Nos lecteurs savent, par ses articles précédents, que cet officier – aujourd'hui en retraite – s'est toujours intéressé aux problèmes de stratégie et d'emploi des armes nucléaires. Ses idées sont assez voisines de celles de certains atomistes américains du Centre de recherches de Los Alamos, soucieux de doter leur pays d'une « War Fighting Capacity » (la capacité de mener effectivement une guerre, qu'elle soit classique ou nucléaire). Il partage en effet avec eux l'insatisfaction de voir la défense reposer uniquement sur une dissuasion par le spectre de représailles anti-cités, plutôt que sur une capacité de défense effective mettant en jeu la puissance écrasante de l'atome sur le champ de bataille.
En ce qui concerne notre pays, l'auteur estime que sa défense pourrait être assurée si nous développions considérablement nos forces nucléaires tactiques, en nous dotant d'armes à radiations renforcées. Étant alors en mesure d'opposer à l'agresseur un barrage de neutrons qui ne serait mortel que pour les forces assaillantes, blindées ou non, nous exercerions ainsi à l'égard de tout envahisseur potentiel une véritable dissuasion militaire. Cette thèse est fondamentalement hétérodoxe par rapport à la doctrine qui préside à la constitution de nos forces. On sait en effet que « nous refusons totalement l'éventualité d'une bataille classique ou nucléaire tactique prolongée » et « c'est pourquoi le nombre de nos armes nucléaires tactiques est et restera limité » (discours de M. Raymond Barre le 18 juin 1977 au Camp de Mailly, voir revue d'août-septembre 1977). En fait, l'emploi des armes nucléaires par notre corps de bataille vise seulement à infliger à l'adversaire, par un coup d'arrêt brutal et massif, « un ultime et solennel avertissement », dont nous ne prévoyons pas le renouvellement, puisque nous n'avons ni l'espace opérationnel ni les moyens pour l'envisager.
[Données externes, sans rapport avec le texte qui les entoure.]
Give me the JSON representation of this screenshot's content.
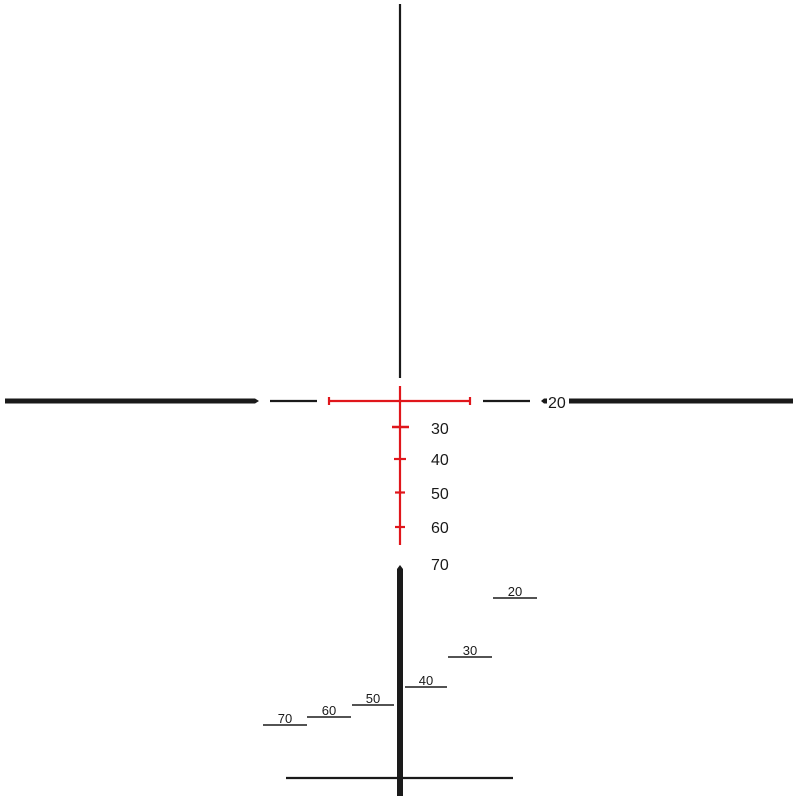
{
  "colors": {
    "reticle": "#1a1a1a",
    "illuminated": "#e0161b",
    "background": "#ffffff"
  },
  "center_labels": {
    "right_20": "20",
    "l30": "30",
    "l40": "40",
    "l50": "50",
    "l60": "60",
    "l70": "70"
  },
  "range_labels": {
    "r20": "20",
    "r30": "30",
    "r40": "40",
    "r50": "50",
    "r60": "60",
    "r70": "70"
  }
}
Par ailleurs, comme on le constatera en lisant cet article, son auteur propose en définitive de défendre notre hexagone par une sorte de « Ligne Maginot nucléaire » ou plutôt un « Verdun nucléaire ». Sans parler des réserves de principe que doit susciter tout retour à une conception statique et linéaire de la défense, la mise en place de ce barrage nucléaire, à supposer qu'il soit dans nos moyens et que son efficacité soit prouvée, poserait des problèmes politiques, psychologiques et moraux qui sont inextricables : par exemple, où situer ce barrage par rapport à notre frontière ? Comment le faire admettre aux populations se trouvant dans le champ de tir ? Qui contrôlera l'emploi de ces armes nucléaires tactiques, emploi qui doit impérativement rester limité et sélectif sous peine d'admettre d'emblée le risque de guerre nucléaire généralisée ? etc.
Il résulte de toutes ces considérations que la revue Défense Nationale ne fait sienne d'aucune façon la thèse de l'auteur et publiera prochainement une opinion différente. Nous avons pensé cependant qu'en suscitant la réflexion, elle méritait d'être rapportée pour être versée au dossier du débat ouvert depuis quelques mois dans la presse sur les problèmes de défense. Ce débat est la preuve, en effet que les Français s'intéressent à leur défense, et l'on peut espérer qu'il en sortira finalement une meilleure compréhension par l'opinion publique de ce que sont les vraies options auxquelles nous serons confrontés pendant la prochaine décennie pour rendre toujours plus efficace notre appareil de défense.